Vioxx Problems Known Years Before Recall

ByABC News
November 23, 2009, 4:23 PM

Nov. 24 -- MONDAY, Nov. 23 (HealthDay News) -- Problems with the popular arthritis drug Vioxx, including increased risk for heart attack, stroke and death, were known for years before the drug's voluntary withdrawal from the market in 2004, a new report says.

Contrary to claims by the manufacturer, Merck & Co., dangerous side effects were evident in 2000, a year after the drug was put on sale, but independent investigators lacked access to all the clinical trial data, so no one voiced concerns until four years later, say the authors of the latest look at the controversy.

In a statement released Tuesday, Merck officials said this: "Merck believes the article published in The Archives of Internal Medicine in today's issue related to Vioxx used unreliable methods and reached incorrect conclusions."

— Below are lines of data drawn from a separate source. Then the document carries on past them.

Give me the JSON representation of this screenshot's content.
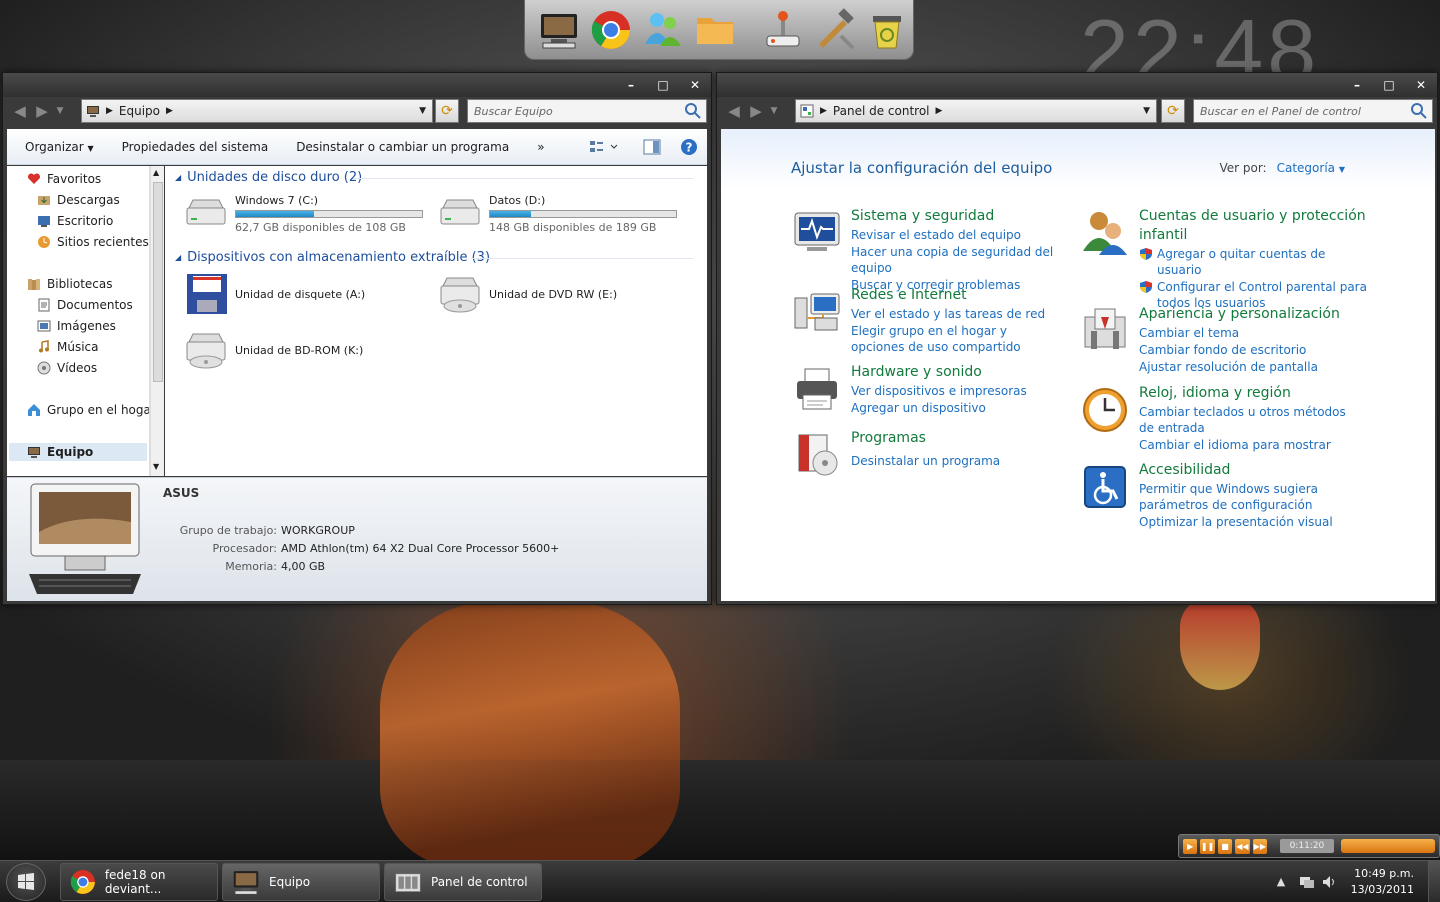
{
  "desktop": {
    "clock": "22:48"
  },
  "dock": {
    "items": [
      "computer-icon",
      "chrome-icon",
      "messenger-icon",
      "folder-icon",
      "joystick-icon",
      "tools-icon",
      "recycle-bin-icon"
    ]
  },
  "equipo_window": {
    "address": {
      "crumb": "Equipo",
      "search_placeholder": "Buscar Equipo"
    },
    "toolbar": {
      "organize": "Organizar",
      "properties": "Propiedades del sistema",
      "uninstall": "Desinstalar o cambiar un programa",
      "more": "»"
    },
    "nav": {
      "favorites": "Favoritos",
      "downloads": "Descargas",
      "desktop": "Escritorio",
      "recent": "Sitios recientes",
      "libraries": "Bibliotecas",
      "documents": "Documentos",
      "images": "Imágenes",
      "music": "Música",
      "videos": "Vídeos",
      "homegroup": "Grupo en el hogar",
      "computer": "Equipo"
    },
    "groups": {
      "hdd": "Unidades de disco duro (2)",
      "removable": "Dispositivos con almacenamiento extraíble (3)"
    },
    "drives": [
      {
        "name": "Windows 7 (C:)",
        "free": "62,7 GB disponibles de 108 GB",
        "used_fraction": 0.42
      },
      {
        "name": "Datos (D:)",
        "free": "148 GB disponibles de 189 GB",
        "used_fraction": 0.22
      }
    ],
    "removable": [
      {
        "name": "Unidad de disquete (A:)"
      },
      {
        "name": "Unidad de DVD RW (E:)"
      },
      {
        "name": "Unidad de BD-ROM (K:)"
      }
    ],
    "details": {
      "computer_name": "ASUS",
      "workgroup_label": "Grupo de trabajo:",
      "workgroup_value": "WORKGROUP",
      "cpu_label": "Procesador:",
      "cpu_value": "AMD Athlon(tm) 64 X2 Dual Core Processor 5600+",
      "memory_label": "Memoria:",
      "memory_value": "4,00 GB"
    }
  },
  "panel_window": {
    "address": {
      "crumb": "Panel de control",
      "search_placeholder": "Buscar en el Panel de control"
    },
    "title": "Ajustar la configuración del equipo",
    "view_by_label": "Ver por:",
    "view_by_value": "Categoría",
    "categories_left": [
      {
        "title": "Sistema y seguridad",
        "links": [
          "Revisar el estado del equipo",
          "Hacer una copia de seguridad del equipo",
          "Buscar y corregir problemas"
        ]
      },
      {
        "title": "Redes e Internet",
        "links": [
          "Ver el estado y las tareas de red",
          "Elegir grupo en el hogar y opciones de uso compartido"
        ]
      },
      {
        "title": "Hardware y sonido",
        "links": [
          "Ver dispositivos e impresoras",
          "Agregar un dispositivo"
        ]
      },
      {
        "title": "Programas",
        "links": [
          "Desinstalar un programa"
        ]
      }
    ],
    "categories_right": [
      {
        "title": "Cuentas de usuario y protección infantil",
        "links": [
          "Agregar o quitar cuentas de usuario",
          "Configurar el Control parental para todos los usuarios"
        ]
      },
      {
        "title": "Apariencia y personalización",
        "links": [
          "Cambiar el tema",
          "Cambiar fondo de escritorio",
          "Ajustar resolución de pantalla"
        ]
      },
      {
        "title": "Reloj, idioma y región",
        "links": [
          "Cambiar teclados u otros métodos de entrada",
          "Cambiar el idioma para mostrar"
        ]
      },
      {
        "title": "Accesibilidad",
        "links": [
          "Permitir que Windows sugiera parámetros de configuración",
          "Optimizar la presentación visual"
        ]
      }
    ]
  },
  "media_player": {
    "time": "0:11:20"
  },
  "taskbar": {
    "tasks": [
      {
        "label": "fede18 on deviant..."
      },
      {
        "label": "Equipo"
      },
      {
        "label": "Panel de control"
      }
    ],
    "time": "10:49 p.m.",
    "date": "13/03/2011"
  }
}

"The first time Merck observed a difference in a placebo-controlled study was when itlearned the results of the APPROVe study in September 2004. We voluntarily withdrew Vioxx from the market within a week of those results," the statement continued.

"Merck acted responsibly -- from researching Vioxx prior to approval in studies withapproximately 10,000 patients to monitoring the medicine while it was on the market -- to voluntarily withdrawing the medicine when it did," the statement said. "Our decisions were based on the data from well-controlled clinical trials."

But the authors of the new study believe the Vioxx saga points to a larger problem, one that involves the drug approval process in the United States.

"One of the challenges in health care is to recognize these safety risks early," said lead researcher Dr. Joseph S. Ross, an assistant professor of geriatrics and palliative medicine at Mount Sinai School of Medicine in New York City.

The trials that drug companies conduct to get U.S. Food and Drug Administration approval are too short and are usually not designed to uncover safety problems, Ross said.